Imagine that you popped over to my house for a cuppa and I put a plate of snacks in front of you.

And then instead of saying, “Here, help yourself!” I said, “Look at this yummy food I’ve got for you, try it! Have some! Just one little bite, go on, I’ll give you a sticker!”

Aside from thinking I was plain bonkers, what else would you think?

Probably something along the lines of…well, I thought it just looked like a plate of biscuits but I’m not so sure now. There must be something pretty gross about it that I hadn’t spotted. I wasn’t that hungry anyway but I’m definitely not now.

You’d be highly suspicious, right? And immediately tag that food as something that’s likely to be horrible, something to be wary of.

And yet, this is the advice most commonly given to parents of fussy eaters.

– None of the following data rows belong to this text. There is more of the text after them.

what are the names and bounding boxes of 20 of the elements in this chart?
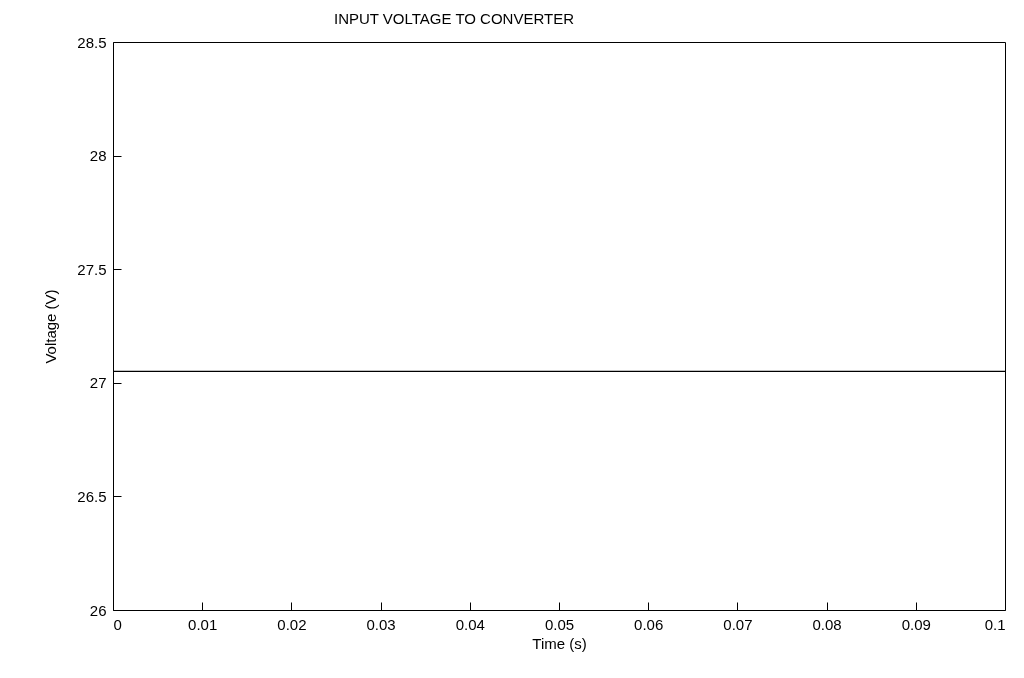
y-tick-label: 27 — [89, 374, 107, 392]
x-tick-label: 0.08 — [812, 615, 842, 633]
x-tick-label: 0.1 — [984, 615, 1006, 633]
x-axis-title: Time (s) — [532, 634, 587, 652]
y-tick-label: 28.5 — [77, 33, 107, 51]
x-tick-label: 0.02 — [277, 615, 307, 633]
y-tick-label: 26 — [89, 601, 107, 619]
y-axis-title: Voltage (V) — [42, 289, 60, 364]
y-tick-label: 26.5 — [77, 487, 107, 505]
y-tick-label: 28 — [89, 147, 107, 165]
x-tick-label: 0.09 — [901, 615, 931, 633]
y-tick-label: 27.5 — [77, 260, 107, 278]
x-tick-label: 0.05 — [544, 615, 575, 633]
x-tick-label: 0 — [113, 615, 122, 633]
x-tick-label: 0.04 — [455, 615, 485, 633]
x-tick-label: 0.01 — [188, 615, 218, 633]
chart-title: INPUT VOLTAGE TO CONVERTER — [333, 10, 575, 27]
x-tick-label: 0.07 — [723, 615, 753, 633]
x-tick-label: 0.03 — [366, 615, 396, 633]
x-tick-label: 0.06 — [634, 615, 664, 633]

In fact, I came across an article the other day entitled ‘Psychologists may have found the key to making kids try new foods’. It cited a recent study that had successfully used this ‘exposure’ method coupled with positive attention with two autistic children with severe food aversions.

But here’s just three of the reasons why this kind of article soo frustrates me:

>>>>The implication is that this approach based on a sample of TWO very EXTREME children is therefore applicable to ALL children. It is NOT. Unless your child has a medical condition or is losing significant weight there is absolutely no NEED to enforce a strict ‘tasting’ rule, and in fact, I strongly question the effectiveness of doing so for long-term eating habits.

>>>>Rewarding, persuading, bribing, pleading, begging, demanding that your child tastes or tries something does not ‘teach’ them to like it in the long run. Quite the opposite, in fact.

>>>>Advocating this kind of approach to ‘get’ children to eat is based on out-dated parenting methods. In my book it is just as disrespectful to use such methods with our children as it is with our friends or other adults. Children are not a sub-standard species, they have merely spent a little less time on the planet than us.

Which is why I never advise my clients to INSIST that their children ‘try’ or ‘taste’ anything.

Yes, definitely keep offering; offer as much variety as you can and have the energy for. Yes, definitely keep modelling; enjoy eating as much variety in front of your kids as you can.

But please, please, let’s stop forcing them to ‘taste’ and just let them explore and enjoy food independently and in their own good time.